Two types of fracture tests were conducted on the squid/PAAm DN gels and corresponding pure squid and heated squid to evaluate their anisotropic fracture toughness values34. For the single-edge notch test, samples were cut into rectangular shapes (70 mm gauge length and 7 mm width) with or without an initial notch (notch length c = 2 mm) on the edge of the long axes of the samples. The samples were then uniaxially stretched at constant velocities of 100 mm/min using an Instron 5965 commercial tensile tester. For the trouser tear test, samples were cut into trouser shapes (pure squid and heated squid: 70 mm in length with legs 30 mm in initial length and 15 mm in width; squid/PAAm DN gel: 50 mm in length with legs 20 mm in initial length and 7.5 mm in width). Tearing was performed by pulling one leg of the sample at a constant velocity of 500 mm/min using an Instron 5965 to induce crack growth.

Notch introduction tests

Notch introduction tests of the squid/PAAm DN gels were conducted to demonstrate their high fracture resistance characteristics. We hung rectangular DN gel (70-mm length and 7-mm width) with 500 g weight and then imposed the crack on the C–T plane or L–T plane with scissors; the sample size was the same as the single-edge-notch test.

Statistical analysis

The Student’s t-test was used in the Supplementary information to check for the statistical significance values of different groups, and a two-sided p< 0.05 was considered significant.


Preparation of the squid/PAAm composite

The defrosted squid mantle was immersed in the second network precursor solution. The secondary PAAm network was then synthesized from the monomer and cross-linker in the presence of a squid mantle to prepare squid/PAAm-X gels by thermal polymerization at 65 °C, where X is the molar feed concentration of AAm for polymerization (Fig. 1b). For the squid/PAAm-6 DN gel, the formation of the squid/PAAm composite was confirmed by Fourier transform infrared spectroscopy (Supplementary Fig. 1a), and its composition ratio was estimated to be approximately 69.2 wt.% water, 18.0 wt.% PAAm, and 12.8 wt.% solids derived from squid (Supplementary Note 1). PAAm was uniformly distributed in the squid/PAAm DN gel (Supplementary Fig. 1b, c), suggesting the sufficient penetration of AAm monomers in the mantle.

Hereafter, the long (L), circumferential (C), and thickness (T) axes shown in Fig. 1a were used to describe the directions of the squid samples. The L–T and L–C planes of the as-prepared squid/PAAm-6 DN gels were cut using a razor blade and observed by low-vacuum scanning electron microscopy (LV–SEM). LV–SEM was suitable for the observation of wet samples because the wet samples could be measured without any pretreatment, such as freeze-drying, which could introduce artifacts in observed images.
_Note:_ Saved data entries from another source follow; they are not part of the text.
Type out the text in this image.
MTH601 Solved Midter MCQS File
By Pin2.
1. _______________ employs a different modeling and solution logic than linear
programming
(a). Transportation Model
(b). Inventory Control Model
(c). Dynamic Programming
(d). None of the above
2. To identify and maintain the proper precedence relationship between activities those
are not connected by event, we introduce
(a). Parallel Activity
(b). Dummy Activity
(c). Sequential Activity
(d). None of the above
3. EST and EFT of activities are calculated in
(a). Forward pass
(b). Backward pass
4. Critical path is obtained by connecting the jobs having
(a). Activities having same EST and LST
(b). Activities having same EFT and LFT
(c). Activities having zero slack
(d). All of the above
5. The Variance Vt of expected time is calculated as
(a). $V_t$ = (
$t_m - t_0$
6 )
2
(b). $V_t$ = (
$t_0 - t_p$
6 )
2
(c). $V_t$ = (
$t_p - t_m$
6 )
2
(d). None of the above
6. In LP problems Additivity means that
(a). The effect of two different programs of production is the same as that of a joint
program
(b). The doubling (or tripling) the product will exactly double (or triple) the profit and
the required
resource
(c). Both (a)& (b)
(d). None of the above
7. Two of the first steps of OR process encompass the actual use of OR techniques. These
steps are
In the L–T cross-sectional image shown in Fig. 1c, the cross-sections of the fibers were observed. In the L–C cross-sectional images shown in Fig. 1d, unidirectionally oriented fibers along the C-axis were observed. These fibers corresponded to circular muscle fibers running along the C-axis27. Transmission electron microscopy (TEM) was used to observe the structures of the DN gels with higher magnification levels. For TEM analysis, a secondary network of poly (N,N-dimethylacrylamide) (PDMAAm) instead of PAAm was adopted due to the high affinity of PDMAAm to ethanol, making the DN gels suitable for resin-embedding treatment for TEM observation33. Figure 1e–h shows TEM images of the squid/PDMAAm DN gels after their water was replaced with resin. Due to the high resolution, an elliptical leaf-like structure of the circular muscle fibers was observed in the L–T cross-sectional images (Figs. 1e and 1f). In the L–C cross-sectional images shown in Figs. 1g and 1h, in addition to the parallel orientation circular muscle fibers, a cross-section of a radial muscle oriented along the T-axis was observed, as reported in a previous study26. The radial muscle of a pure squid exhibited an elliptical shape similar to that of a circular muscle, while the elliptical structure shown in Fig. 1h was slightly obscured. These electron microscopic images indicated that the structures of the muscles of the squid mantle were preserved in the DN gels.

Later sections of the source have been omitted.